Why is Bernie Sanders so Far Ahead in The California Primary? Organizing”, di Sasha Abramsky, mette al centro il ruolo dell’organizzazione nella strategia di Bernie, ed anche in quella della Warren, e soprattutto la differenza rispetto agli altri candidati, sia nel dispendio di denaro che nell’appoggiarsi (o meno) a parti consistenti dell’establishment del partito democratico.
Questo ha permesso al “socialista del Vermont” di guadagnare sempre più consensi, partendo da una situazione di iniziale svantaggio, visto il precedente negativo della sconfitta patita quattro anni per mano di Hillary Clinton.

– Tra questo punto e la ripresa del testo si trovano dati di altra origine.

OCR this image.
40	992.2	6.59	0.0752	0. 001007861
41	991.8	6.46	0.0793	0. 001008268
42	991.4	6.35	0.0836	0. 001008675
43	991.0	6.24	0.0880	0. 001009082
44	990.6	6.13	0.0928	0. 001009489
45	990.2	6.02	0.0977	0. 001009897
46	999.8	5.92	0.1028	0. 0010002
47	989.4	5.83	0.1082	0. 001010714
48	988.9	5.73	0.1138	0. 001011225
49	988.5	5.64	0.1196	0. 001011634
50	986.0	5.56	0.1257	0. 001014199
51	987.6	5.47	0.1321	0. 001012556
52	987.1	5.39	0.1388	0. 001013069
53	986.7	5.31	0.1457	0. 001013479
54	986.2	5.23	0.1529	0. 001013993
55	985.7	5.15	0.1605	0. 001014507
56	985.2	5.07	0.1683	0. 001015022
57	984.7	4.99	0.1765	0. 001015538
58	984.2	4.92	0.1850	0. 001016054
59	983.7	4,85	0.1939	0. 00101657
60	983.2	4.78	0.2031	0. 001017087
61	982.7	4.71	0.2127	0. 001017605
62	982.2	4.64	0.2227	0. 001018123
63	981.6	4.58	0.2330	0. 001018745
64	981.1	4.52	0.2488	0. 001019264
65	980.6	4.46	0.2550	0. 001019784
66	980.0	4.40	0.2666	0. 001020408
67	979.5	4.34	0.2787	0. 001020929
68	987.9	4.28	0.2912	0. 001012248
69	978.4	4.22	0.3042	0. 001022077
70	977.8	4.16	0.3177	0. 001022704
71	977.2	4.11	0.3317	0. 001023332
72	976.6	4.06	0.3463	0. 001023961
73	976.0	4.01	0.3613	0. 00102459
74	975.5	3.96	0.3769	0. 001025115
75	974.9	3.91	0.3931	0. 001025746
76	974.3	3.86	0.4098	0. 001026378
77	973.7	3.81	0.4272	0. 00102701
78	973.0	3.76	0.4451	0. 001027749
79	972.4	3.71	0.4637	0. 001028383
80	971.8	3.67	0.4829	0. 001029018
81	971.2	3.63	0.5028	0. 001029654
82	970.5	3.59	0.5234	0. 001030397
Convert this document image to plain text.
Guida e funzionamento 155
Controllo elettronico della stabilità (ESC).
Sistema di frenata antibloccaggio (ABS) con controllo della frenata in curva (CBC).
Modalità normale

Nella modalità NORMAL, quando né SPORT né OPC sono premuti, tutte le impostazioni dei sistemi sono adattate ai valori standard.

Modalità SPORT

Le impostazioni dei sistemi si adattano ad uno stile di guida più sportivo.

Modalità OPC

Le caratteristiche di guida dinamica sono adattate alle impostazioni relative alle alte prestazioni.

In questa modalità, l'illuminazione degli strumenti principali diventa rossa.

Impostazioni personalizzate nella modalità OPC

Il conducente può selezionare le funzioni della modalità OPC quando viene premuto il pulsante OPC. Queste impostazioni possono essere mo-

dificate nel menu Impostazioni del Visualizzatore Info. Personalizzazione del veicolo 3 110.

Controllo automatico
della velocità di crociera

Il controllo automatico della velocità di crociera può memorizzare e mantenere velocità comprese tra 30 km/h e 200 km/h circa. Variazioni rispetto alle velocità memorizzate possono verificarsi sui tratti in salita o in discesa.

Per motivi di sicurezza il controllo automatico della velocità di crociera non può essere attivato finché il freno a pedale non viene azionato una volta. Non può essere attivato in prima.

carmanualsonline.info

Il 21 dicembre Sanders, in un primo rally a Venice Beach, appoggia il Peoples Action’s “Homes Guarantee” plan. Un progetto portato avanti dall’organizzazione di base “Ground Game LA”, attiva in tutto lo Stato, per risolvere la questione della vulnerabilità abitativa. “Vogliamo farne un Medicare for all rispetto alla casa” dichiara un suo attivista.
A Fine dell’anno si contano 20 uffici ed un centinaio di attivisti full-time pagati, più migliaia di volontari che hanno concentrato la loro campagna non solo sulle città costiere, ma anche nell’interno e nelle parti meno “visibili” dello Stato.
Lo stile di lavoro viene illustrato da un attivista in questo modo: “abbiamo bussato a porte cui nessuno a mai bussato prima (…) Incontrato le persone li dove vivono e parlato la loro lingua. Abbiamo fatto conferenze stampa in Cantonese e così via”.
Wall street Pete” Buttigieg, invece, ha assunto Cecilia Cabello, l’ex direttrice della campagna per le primarie di Hillary Clinton; che la fece vincere allora, ma senza registrare significativi risultati ora.
Il miliardario Bloomberg ha aperto 23 uffici e assunto 800 membri dello staff stipendiati,  e soprattutto organizzato una campagna pubblicitaria a tappeto che la giornalista di “The Nation” definisce correttamente “media blitz”.
Ma la vera cifra della campagna di Sanders sta in queste parole di Kendall Mayhew, attivista di Ground Game: “per le persone che stanno lavorando da tempo nell’organizzazione delle comunità. Abbiamo un candidato che ascolta le nostre strategie e ciò che stiamo portando avanti, investendo in attivisti con una strategia di lungo corso, e non catapultati durante le elezioni. La campagna di base che Sanders ha costruito qui è enorme – e le persone che ha assunto sono persone in queste comunità; questo è incredibilmente importante.”
Una altra inchiesta del Philadelphia Inquirer, fatta seguendo la campagna di due attivsiti comunitari latinos di lungo corso, mostra come la comunità ispano-americana sia divenuta l’arma segreta di Sanders e di come il fattore organizzativo sia stato l’elemento decisivo: “lo scorso anno, il team di Sanders è riuscito a creare una rete di attivisti latinos, inclusi molti  solitamente non coinvolti nelle elezioni. I volontari più entusiasti sono coloro che non possono votare – sia perché sono ancora alle medie superiori o perché non sono cittadini degli Stati Uniti”.
E’ sugli esclusi dal “sogno americano”, insomma, che in parte si giocano sia le primarie democratiche che la possibilità di battere Trump.